I’ve been trying to solve this for hours and it’s driving me crazy; this problem arose when trying to show that the function

$$\left(1+\frac{1}{x} \right)^x$$

Is always increasing for x positive. I know it suffices to show that the log of this function’s derivative is positive on the same interval, however this leads to showing that:

$$\log{\left(1+\frac{1}{x} \right)}-\frac{1}{1+x}\ge{0}$$

For all x positive, and log is the natural logarithm

I managed to show this is true if x is greater than or equal to 1, but I’m unsure how to proceed to show it’s true for the rest of the interval.

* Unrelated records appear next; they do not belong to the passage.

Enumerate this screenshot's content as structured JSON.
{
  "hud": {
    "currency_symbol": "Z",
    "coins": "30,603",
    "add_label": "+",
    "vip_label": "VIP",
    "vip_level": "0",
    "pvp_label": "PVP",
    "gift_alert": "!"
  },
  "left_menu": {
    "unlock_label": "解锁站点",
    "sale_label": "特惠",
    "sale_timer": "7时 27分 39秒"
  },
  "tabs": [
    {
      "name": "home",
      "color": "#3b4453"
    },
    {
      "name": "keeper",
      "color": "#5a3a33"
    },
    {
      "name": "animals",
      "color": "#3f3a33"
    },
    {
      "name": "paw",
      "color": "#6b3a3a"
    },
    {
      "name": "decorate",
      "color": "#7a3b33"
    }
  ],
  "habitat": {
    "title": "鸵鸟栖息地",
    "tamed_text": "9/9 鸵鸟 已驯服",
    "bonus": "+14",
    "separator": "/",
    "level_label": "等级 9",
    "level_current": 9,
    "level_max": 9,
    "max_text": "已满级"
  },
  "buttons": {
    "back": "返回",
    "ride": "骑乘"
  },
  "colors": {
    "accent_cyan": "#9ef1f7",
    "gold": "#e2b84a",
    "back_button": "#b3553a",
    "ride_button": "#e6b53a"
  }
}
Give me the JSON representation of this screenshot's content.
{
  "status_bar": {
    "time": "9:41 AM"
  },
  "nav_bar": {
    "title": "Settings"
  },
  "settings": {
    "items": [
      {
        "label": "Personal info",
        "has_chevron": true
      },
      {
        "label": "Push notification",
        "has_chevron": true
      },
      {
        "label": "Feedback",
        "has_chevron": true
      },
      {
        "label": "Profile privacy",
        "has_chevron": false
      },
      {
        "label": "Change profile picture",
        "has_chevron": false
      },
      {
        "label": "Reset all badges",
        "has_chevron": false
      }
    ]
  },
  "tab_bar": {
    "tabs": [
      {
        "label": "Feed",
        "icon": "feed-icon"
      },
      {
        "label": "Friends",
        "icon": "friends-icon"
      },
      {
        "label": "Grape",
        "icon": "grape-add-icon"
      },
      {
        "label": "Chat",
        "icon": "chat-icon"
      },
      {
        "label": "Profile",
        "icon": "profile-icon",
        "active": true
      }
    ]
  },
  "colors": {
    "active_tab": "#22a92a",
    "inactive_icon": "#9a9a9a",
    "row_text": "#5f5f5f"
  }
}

Please help! It’s driving me crazy!

Answer 1

You need just to know that

$$\left(1+\frac{1}{x} \right)^{x+1}\ge e$$

then

$$\log{\left(1+\frac{1}{x} \right)}-\frac{1}{1+x}\ge{0} \iff \frac{\log{\left(1+\frac{1}{x} \right)}}{\frac{1}{1+x} }\ge{1}\iff \frac{1+x}{1+x}\frac{\log{\left(1+\frac{1}{x} \right)}}{\frac{1}{1+x} }\ge{1}\iff \frac{\log{\left(1+\frac{1}{x} \right)^{1+x}}}{\frac{1+x}{1+x} }\ge \log e={1}$$